David Fletcher of Inman News reports that on June 1, 2010 Fannie Mae rolled out a new set of guildelines for lenders to follow. The Loan Quality Initiative (LQI) provides that a borrower's credit score will be "refreshed" one day prior to closing.
What does this mean? Well, chances are, before you found the home you want to purchase you met with a lender and were preapproved for a loan package. Your credit score played in integral part in determining your interest rate and whether or not you would even get the loan. That may have been 60-90 days before your closing. Your credit score was probably refreshed the day your loan officer received the sale from your real estate broker. Now, besides the long wait to get into your new home, what have you got to do? Buy a new car? Shop for furniture? Don't do it. Something even as mundane as applying for a new credit card can lower your credit score. That would be considered an undisclosed liability.
Fletcher states:
Under the LQI, the lender could delay the closing, increase the interest rate, ask for a larger down payment, or cancel the closing. In some states, Buyer A could lose his deposit.
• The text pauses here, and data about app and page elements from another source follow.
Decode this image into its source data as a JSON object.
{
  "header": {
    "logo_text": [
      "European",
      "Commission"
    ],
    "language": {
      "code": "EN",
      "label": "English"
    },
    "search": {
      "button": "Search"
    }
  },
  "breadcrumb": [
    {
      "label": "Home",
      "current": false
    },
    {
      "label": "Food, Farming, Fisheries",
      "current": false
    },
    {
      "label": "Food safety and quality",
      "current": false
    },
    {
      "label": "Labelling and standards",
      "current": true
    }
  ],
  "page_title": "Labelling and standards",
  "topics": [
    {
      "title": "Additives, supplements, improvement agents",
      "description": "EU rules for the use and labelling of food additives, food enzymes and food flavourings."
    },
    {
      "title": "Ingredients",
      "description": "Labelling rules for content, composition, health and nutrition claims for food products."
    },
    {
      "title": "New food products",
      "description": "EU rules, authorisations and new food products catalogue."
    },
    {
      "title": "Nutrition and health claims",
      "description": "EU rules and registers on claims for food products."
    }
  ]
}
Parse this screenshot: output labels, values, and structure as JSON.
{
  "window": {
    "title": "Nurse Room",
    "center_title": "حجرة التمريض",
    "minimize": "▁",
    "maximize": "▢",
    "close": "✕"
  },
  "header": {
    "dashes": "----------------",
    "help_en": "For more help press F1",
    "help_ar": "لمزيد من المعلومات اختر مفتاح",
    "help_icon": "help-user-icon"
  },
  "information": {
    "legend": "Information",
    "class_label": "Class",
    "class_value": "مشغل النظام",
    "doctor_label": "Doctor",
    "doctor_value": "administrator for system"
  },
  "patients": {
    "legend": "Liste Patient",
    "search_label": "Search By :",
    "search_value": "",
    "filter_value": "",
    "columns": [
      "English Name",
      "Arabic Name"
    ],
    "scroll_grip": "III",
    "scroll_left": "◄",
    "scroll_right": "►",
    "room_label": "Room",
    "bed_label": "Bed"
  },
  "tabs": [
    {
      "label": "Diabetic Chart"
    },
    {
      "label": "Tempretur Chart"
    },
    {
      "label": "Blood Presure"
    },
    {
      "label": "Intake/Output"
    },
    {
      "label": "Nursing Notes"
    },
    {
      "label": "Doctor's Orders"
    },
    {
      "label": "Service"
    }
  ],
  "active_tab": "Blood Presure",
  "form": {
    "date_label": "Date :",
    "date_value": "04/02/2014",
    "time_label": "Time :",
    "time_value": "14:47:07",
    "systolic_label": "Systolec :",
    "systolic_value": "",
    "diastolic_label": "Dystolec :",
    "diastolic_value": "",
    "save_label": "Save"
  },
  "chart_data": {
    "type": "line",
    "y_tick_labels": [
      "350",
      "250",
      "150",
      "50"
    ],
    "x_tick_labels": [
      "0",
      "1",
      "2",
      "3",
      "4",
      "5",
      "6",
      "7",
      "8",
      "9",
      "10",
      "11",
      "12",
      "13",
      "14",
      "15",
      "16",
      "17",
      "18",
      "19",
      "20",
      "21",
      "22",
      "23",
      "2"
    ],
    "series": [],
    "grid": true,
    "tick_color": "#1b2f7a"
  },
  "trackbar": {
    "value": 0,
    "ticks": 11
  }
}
Brokers need to have this discussion with their buyer clients...and with their seller clients. There are so many ways in the post recession environment for a closing to be delayed.
Buyers need to make sure that they are talking to their loan officer about these issues. It's hard to do with an online lender. Get someone local, someone you can look in the eye and feel confident that they will be there to help you, your agent, and escrow get your purchased closed on time.